If I have learned anything from her experience, it is how completely we are limited by what our minds can perceive—which may be only the tiniest fraction of the reality that surrounds us. Suddenly the words of scripture—”Faith is the assurance of things not seen.” and “Since we are surrounded by so great a cloud of witnesses, let us run the race that is set before us” —take on new meaning. We may be literally surrounded by a spiritual world that we simply cannot perceive—for we all surely suffer from “spiritual neglect.”
There’s a lot that remains unseen right now. As a result of the economic downturn, after 29 busy years and a summer of frantic activity, we look forward to a calendar with almost no out-of-town bookings after August. We still have plenty of outreach work to do, but we rely on those paid bookings for our financial survival.

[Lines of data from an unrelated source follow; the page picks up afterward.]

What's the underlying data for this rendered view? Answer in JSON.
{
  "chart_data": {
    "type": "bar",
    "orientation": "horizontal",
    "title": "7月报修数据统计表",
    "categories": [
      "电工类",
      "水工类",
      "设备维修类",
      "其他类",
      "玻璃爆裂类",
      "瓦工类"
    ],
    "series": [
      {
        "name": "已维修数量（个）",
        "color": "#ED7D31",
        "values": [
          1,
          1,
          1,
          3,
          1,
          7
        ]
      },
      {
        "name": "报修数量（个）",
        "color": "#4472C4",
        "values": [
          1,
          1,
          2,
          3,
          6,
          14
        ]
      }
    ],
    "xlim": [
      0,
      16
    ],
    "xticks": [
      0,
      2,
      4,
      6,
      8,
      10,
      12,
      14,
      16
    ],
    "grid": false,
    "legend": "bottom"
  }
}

What am I missing, Lord?
One gift my mother has retained: she remembers all the hymns she ever knew and sings along with CD’s of church music with more abandon than she would have before the stroke. “The songs are a great comfort,” she’s told me more than once. When we get to the last verse of “How Great Thou Art”—”When Christ shall come, with shout of acclamation, and take me home, what joy shall fill my heart.”—I see that comfort in her face. The words and music are an anchor tying this world to the next; a rock to cling to in a sea of confusion.
Despite everything, my mother is still running the race that is set before her. I pray I might do half as well facing an unseen future—both now and when I approach the finish line one day.